Error when continuing a training

I would like to continue a training with a new data set. Here is my command:
th train.lua -gpuid 1 -train_from "$dataPath/onmt-model_epoch20_6.32.t7" -continue -epochs 40 -data "$dataPath/onmt-train.t7" -save_model "$dataPath/onmt-model-R"

I get this error (at starting time):
/home/dev8/torch/install/bin/luajit: /home/dev8/torch/install/share/lua/5.1/nn/THNN.lua:110: weight tensor should be defined either for all 50004 classes or no classes but got weight tensor of shape: [33687] at /tmp/luarocks_cunn-scm-1-7938/cunn/lib/THCUNN/generic/ClassNLLCriterion.cu:44 stack traceback: [C]: in function 'v' /home/dev8/torch/install/share/lua/5.1/nn/THNN.lua:110: in function 'ClassNLLCriterion_updateOutput' ...ev8/torch/install/share/lua/5.1/nn/ClassNLLCriterion.lua:44: in function 'updateOutput' ...ev8/torch/install/share/lua/5.1/nn/ParallelCriterion.lua:23: in function 'forward' ./onmt/modules/Decoder.lua:335: in function 'backward' ./onmt/utils/Memory.lua:37: in function 'optimize' train.lua:198: in function 'closure' ./onmt/utils/Parallel.lua:86: in function 'launch' train.lua:181: in function 'trainModel' train.lua:548: in function 'main' train.lua:551: in main chunk [C]: in function 'dofile' ...dev8/torch/install/lib/luarocks/rocks/trepl/scm-1/bin/th:150: in main chunk [C]: at 0x00405d50

:confused:

Just a remark…

The documentation here is documenting the “end_epoch” option, but it seems that it isn’t recognized.
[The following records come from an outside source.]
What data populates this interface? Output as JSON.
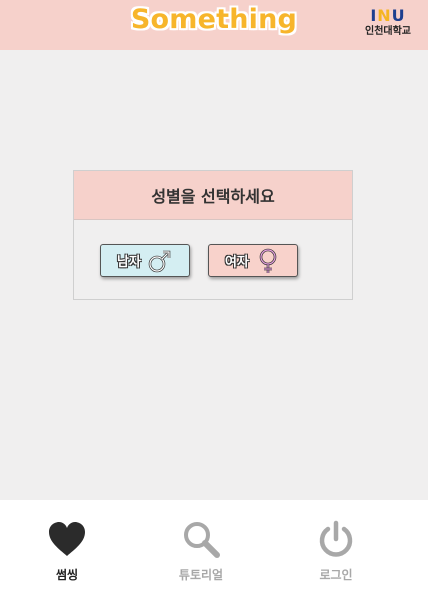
{
  "header": {
    "logo_text": "Something",
    "university_mark_1": "I",
    "university_mark_2": "N",
    "university_mark_3": "U",
    "university_name": "인천대학교"
  },
  "dialog": {
    "title": "성별을 선택하세요",
    "male_label": "남자",
    "female_label": "여자"
  },
  "bottom_nav": {
    "tabs": [
      {
        "label": "썸씽",
        "icon": "heart-icon",
        "active": true
      },
      {
        "label": "튜토리얼",
        "icon": "search-icon",
        "active": false
      },
      {
        "label": "로그인",
        "icon": "power-icon",
        "active": false
      }
    ]
  },
  "colors": {
    "header_bg": "#f6d1cb",
    "logo": "#f7b52b",
    "male_btn": "#d4eef2",
    "female_btn": "#f8d2cb",
    "content_bg": "#f0efef",
    "inactive": "#a8a8a8"
  }
}
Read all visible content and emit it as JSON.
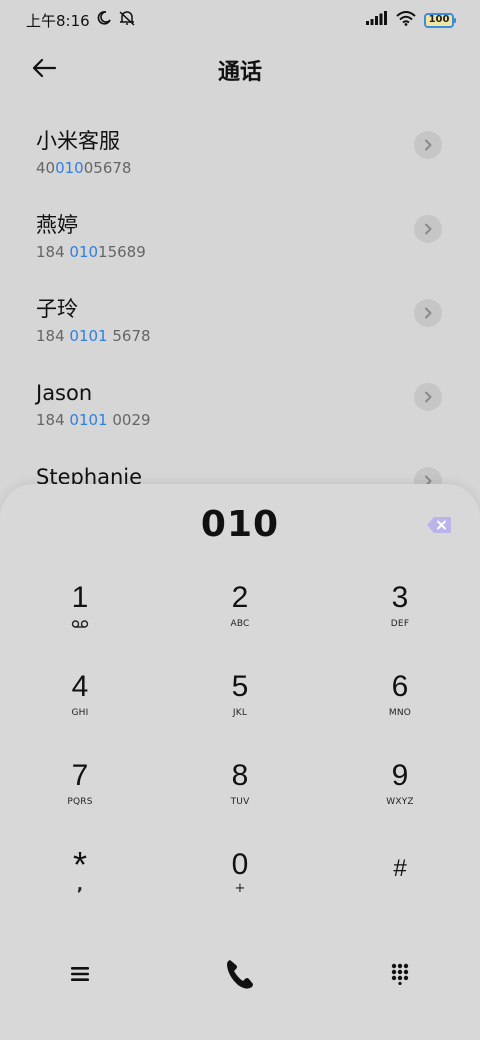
{
  "status_bar": {
    "time": "上午8:16",
    "battery": "100",
    "icons": [
      "moon-icon",
      "mute-icon",
      "signal-icon",
      "wifi-icon",
      "battery-icon"
    ]
  },
  "header": {
    "title": "通话",
    "back_icon": "back-arrow-icon"
  },
  "contacts": [
    {
      "name": "小米客服",
      "num_pre": "40",
      "num_hl": "010",
      "num_post": "05678"
    },
    {
      "name": "燕婷",
      "num_pre": "184 ",
      "num_hl": "010",
      "num_post": "15689"
    },
    {
      "name": "子玲",
      "num_pre": "184 ",
      "num_hl": "0101",
      "num_post": " 5678"
    },
    {
      "name": "Jason",
      "num_pre": "184 ",
      "num_hl": "0101",
      "num_post": " 0029"
    },
    {
      "name": "Stephanie",
      "num_pre": "",
      "num_hl": "",
      "num_post": ""
    }
  ],
  "dialer": {
    "dialed_number": "010",
    "delete_icon": "backspace-icon",
    "delete_color": "#b9b4ea",
    "keys": [
      [
        {
          "digit": "1",
          "letters": ""
        },
        {
          "digit": "2",
          "letters": "ABC"
        },
        {
          "digit": "3",
          "letters": "DEF"
        }
      ],
      [
        {
          "digit": "4",
          "letters": "GHI"
        },
        {
          "digit": "5",
          "letters": "JKL"
        },
        {
          "digit": "6",
          "letters": "MNO"
        }
      ],
      [
        {
          "digit": "7",
          "letters": "PQRS"
        },
        {
          "digit": "8",
          "letters": "TUV"
        },
        {
          "digit": "9",
          "letters": "WXYZ"
        }
      ],
      [
        {
          "digit": "*",
          "letters": ","
        },
        {
          "digit": "0",
          "letters": "+"
        },
        {
          "digit": "#",
          "letters": ""
        }
      ]
    ],
    "bottom": [
      "menu-icon",
      "phone-call-icon",
      "dialpad-icon"
    ]
  },
  "colors": {
    "highlight": "#2f80e0",
    "background": "#d6d6d6"
  }
}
Instead, I found the recognized “epochs” option, that isn’t in the documentation:
http://opennmt.net/OpenNMT/details/train/

:slight_smile:

You can’t change the vocabulary when continuing a training. :wink:

It is a recent change. You should update your code.

Please, can you give me a link that explain how to properly re-launch a training on a new data set ?

I think I have to use “-src_vocab” and “-tgt_vocab” in “preprocess.lua”…

That is correct. Just reuse the .dict files generated with the initial dataset.

1 Like